Space exploration and mining have more in common than most people realise.
I wasn’t alive to witness the Apollo 11 landing, but like many others, I’ve watched hours of the Artemis program in awe. After more than 50 years, humans returned to our celestial dance partner — if only to wave.
That long hiatus mattered.
Technology had evolved. The engineers and scientists who powered Apollo had retired—or passed away. Institutional memory faded. The world changed. Entire systems had to be redesigned from scratch. The result? Massive delays, ballooning timelines, and a sobering reminder of how difficult it is to restart something once time stretches too far.
And that’s where the parallel with mining becomes impossible to ignore.
Time.
At IMARC not long ago, I was part of a panel discussing the main challenges facing mining investment. I had prepared to talk about familiar issues—permitting, regulation, social licence. But as the discussion unfolded, it became clear that a more fundamental issue sat underneath everything else.
A duration mismatch.
Mining projects routinely take many years —often decades— to move from discovery to production, while most investors operate on far shorter horizons. Public markets, in particular, are conditioned to expect results within quarters, not generations.

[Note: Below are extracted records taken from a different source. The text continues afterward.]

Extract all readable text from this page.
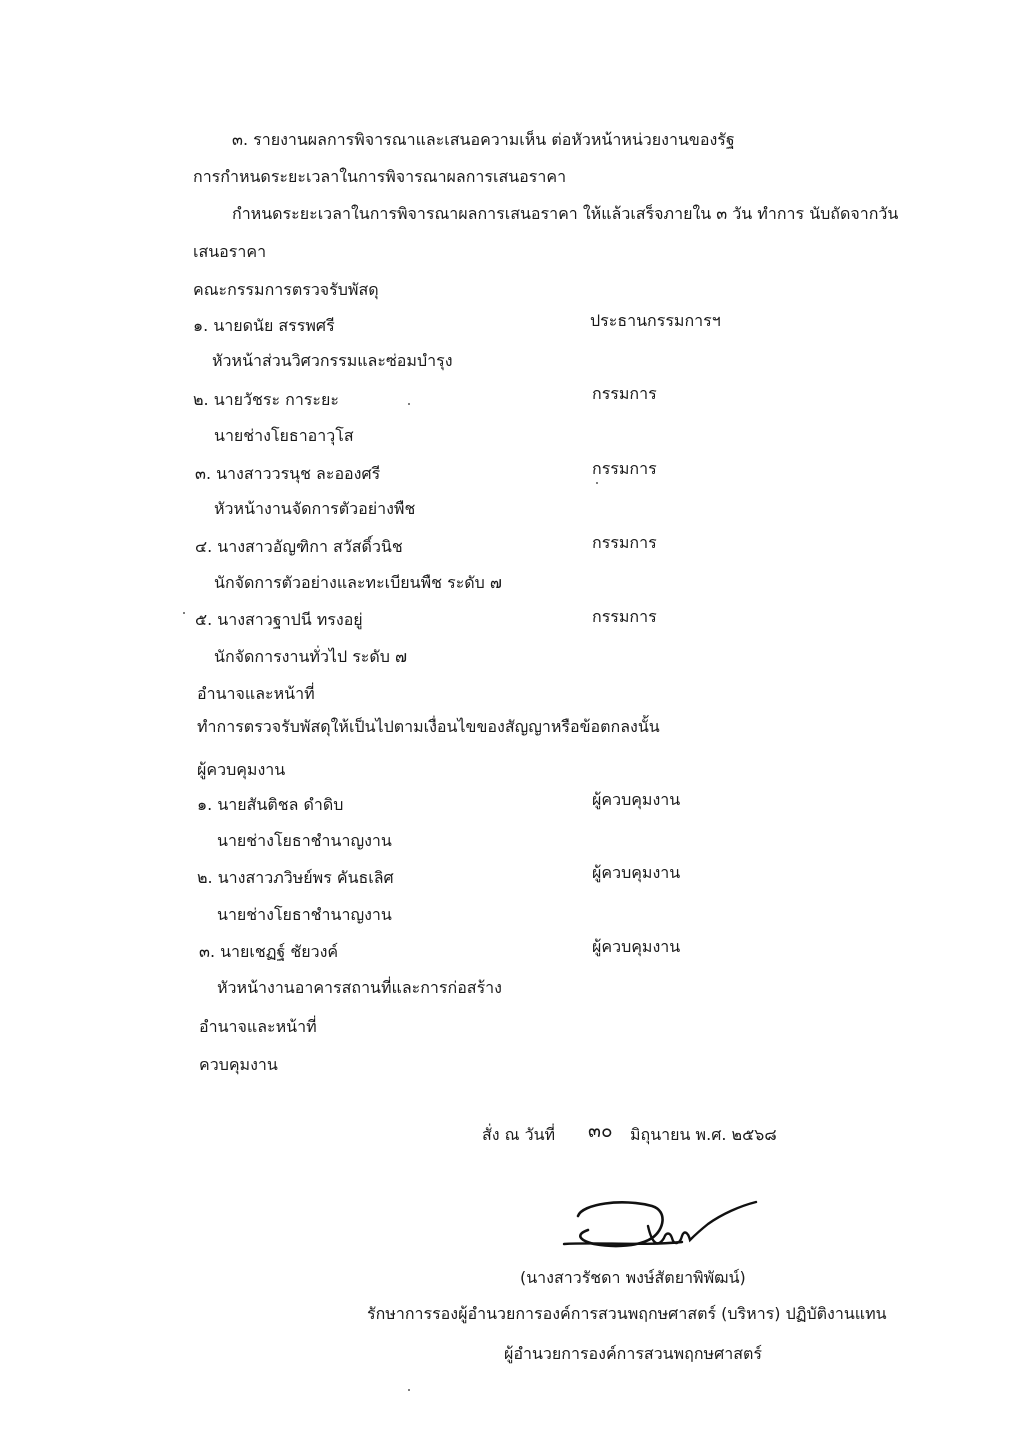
๓. รายงานผลการพิจารณาและเสนอความเห็น ต่อหัวหน้าหน่วยงานของรัฐ
การกำหนดระยะเวลาในการพิจารณาผลการเสนอราคา
กำหนดระยะเวลาในการพิจารณาผลการเสนอราคา ให้แล้วเสร็จภายใน ๓ วัน ทำการ นับถัดจากวัน
เสนอราคา
คณะกรรมการตรวจรับพัสดุ
๑. นายดนัย สรรพศรี	ประธานกรรมการฯ
หัวหน้าส่วนวิศวกรรมและซ่อมบำรุง
๒. นายวัชระ การะยะ	กรรมการ
นายช่างโยธาอาวุโส
๓. นางสาววรนุช ละอองศรี	กรรมการ
หัวหน้างานจัดการตัวอย่างพืช
๔. นางสาวอัญฑิกา สวัสดิ์วนิช	กรรมการ
นักจัดการตัวอย่างและทะเบียนพืช ระดับ ๗
๕. นางสาวฐาปนี ทรงอยู่	กรรมการ
นักจัดการงานทั่วไป ระดับ ๗
อำนาจและหน้าที่
ทำการตรวจรับพัสดุให้เป็นไปตามเงื่อนไขของสัญญาหรือข้อตกลงนั้น
ผู้ควบคุมงาน
๑. นายสันติชล ดำดิบ	ผู้ควบคุมงาน
นายช่างโยธาชำนาญงาน
๒. นางสาวภวิษย์พร คันธเลิศ	ผู้ควบคุมงาน
นายช่างโยธาชำนาญงาน
๓. นายเชฏฐ์ ชัยวงค์	ผู้ควบคุมงาน
หัวหน้างานอาคารสถานที่และการก่อสร้าง
อำนาจและหน้าที่
ควบคุมงาน
สั่ง ณ วันที่ ๓๐ มิถุนายน พ.ศ. ๒๕๖๘
(นางสาวรัชดา พงษ์สัตยาพิพัฒน์)
รักษาการรองผู้อำนวยการองค์การสวนพฤกษศาสตร์ (บริหาร) ปฏิบัติงานแทน
ผู้อำนวยการองค์การสวนพฤกษศาสตร์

According to S&P Global, the average global timeline from discovery to production now exceeds 16 years, stretching even longer for large deposits and certain jurisdictions. That is simply too long for most pools of capital.
We don’t have to look far for examples.
Take the Serra Verde REE deal in Brazil. A success story by every measure. PE Denham posted that they discovered the deposit 15 years ago, while commercial production started just in 2024.
Or Los Azules in Argentina—part of my own professional journey. Initial work there began more than two decades ago. We’ve held McEwen for roughly half that time. Feasibility studies were completed last year, and if everything aligns, production could begin around 2029.

Between the starting line and the finish line of a mining project, governments change, policy frameworks shift, commodity cycles rise and fall—and people retire, or die.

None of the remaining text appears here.